The Primitive Mind And Modern Civilization

The Primitive Mind And Modern Civilization
Author: Aldrich, Charles Roberts
Publisher: Routledge
Total Pages: 270
Release: 2013-11-05
Genre: Medical
ISBN: 1136303804

First Published in 1999. This is Volume I of six of a series on Anthropology and Psychology. Written in 1931, this book looks at the psychology of the 'primitive' or a man who represents the common stuff of human nature, in an attempt to close the divide between anthropology and psychology. Two hypotheses, the existence and activity of a racial unconscious as the fundamental basis of cultural phenomena, and the overwhelming importance of a gregarious instinct in the development of society are presented in this book.

The Primitive Mind And Modern Civilization

The Primitive Mind And Modern Civilization
Author: Aldrich, Charles Roberts
Publisher: Routledge
Total Pages: 268
Release: 2013-11-05
Genre: Medical
ISBN: 1136303731

First Published in 1999. This is Volume I of six of a series on Anthropology and Psychology. Written in 1931, this book looks at the psychology of the 'primitive' or a man who represents the common stuff of human nature, in an attempt to close the divide between anthropology and psychology. Two hypotheses, the existence and activity of a racial unconscious as the fundamental basis of cultural phenomena, and the overwhelming importance of a gregarious instinct in the development of society are presented in this book.

The Primitive Mind and Modern Civilization

The Primitive Mind and Modern Civilization
Author: Charles Roberts Aldrich
Publisher: Psychology Press
Total Pages: 270
Release: 1999
Genre: Medical
ISBN: 9780415209502

First Published in 1999. Routledge is an imprint of Taylor & Francis, an informa company.

The Mind of Primitive Man

The Mind of Primitive Man
Author: Franz Boas
Publisher: BoD – Books on Demand
Total Pages: 302
Release: 2023-01-22
Genre: Fiction
ISBN: 3368613871

Reprint of the original, first published in 1938.

Caveman Logic

Caveman Logic
Author: Hank Davis
Publisher: Prometheus Books
Total Pages: 298
Release: 2009-12-30
Genre: Philosophy
ISBN: 1615928820

Davis laments a modern world in which more people believe in ESP, ghosts, and angels than in evolution. Superstition and religion get particularly critical treatment, although Davis argues that religion, itself, is not the problem.

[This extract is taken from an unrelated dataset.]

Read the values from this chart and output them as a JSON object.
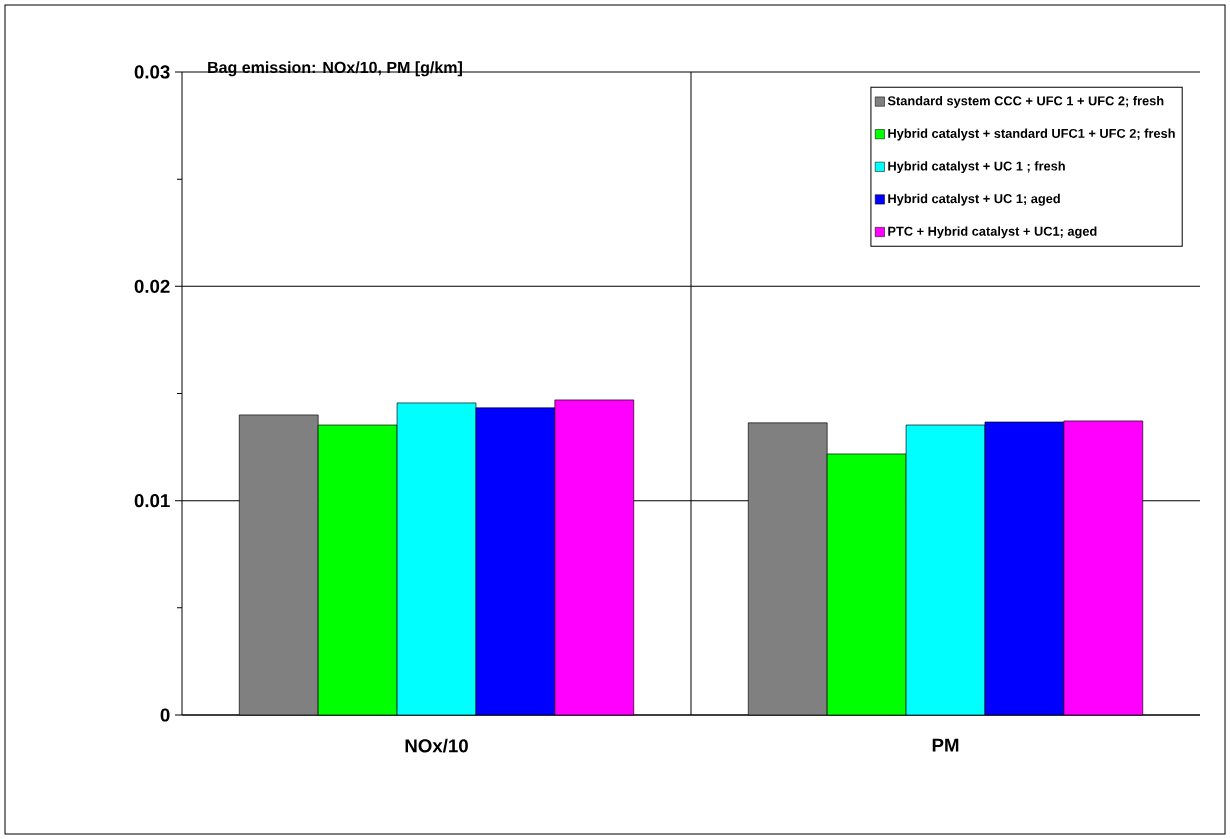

The Primitive Mind and Modern Man

The Primitive Mind and Modern Man
Author: John Alan Cohan
Publisher: Bentham Science Publishers
Total Pages: 336
Release: 2010-12-30
Genre: Social Science
ISBN: 1608050874

This book is in the field of trans-cultural psychology, and is intended for college courses in anthropology and psychology, and general readership. the book focuses on intriguing facts about primitive cultures around the world, and provides insights into living traditions and different world views. a principal theme of the book is that we can gain a better understanding of ourselves by a "detour" to other cultures. the book shows how modern ways of thinking are parallel to those of primitive cultures, and engages readers to become more aware of who they are. As shown throughout the book, there is not, after all, a very wide gulf between primitive and modern cultures. the book covers many topics including animism, shamanism, totemism, hunting and cultivation rituals, altered states of consciousness, envy and the evil eye, how people deal with conflicts, potlatches, cargo cults, how people satisfy the need for social approval, culture-bound syndromes, folk medicine, treatment of women, raising of children, nomadic peoples, treatment of the dead, and other topics.

In Search of the Primitive

In Search of the Primitive
Author: Stanley Diamond
Publisher: Taylor & Francis
Total Pages: 301
Release: 2017-06-21
Genre: Social Science
ISBN: 1351615459

Anthropology is a kind of debate between human possibilities—a dialectical movement between the anthropologist as a modern man and the primitive peoples he studies. In Search of the Primitive is a tough-minded book containing chapters ranging from encounters in the field to essays on the nature of law, schizophrenia and civilization, and the evolution of the work of Claude Lévi-Strauss. Above all it is reflective and self-critical, critical of the discipline of anthropology and of the civilization that produced that discipline. Diamond views the anthropologist who refuses to become a searching critic of his own civilizations as not merely irresponsible, but a tool of Western civilization. He rejects the associations which have been made in the ideology of our civilization, consciously or unconsciously, between Western dominance and progress, imperialism and evolution, evolution and progress.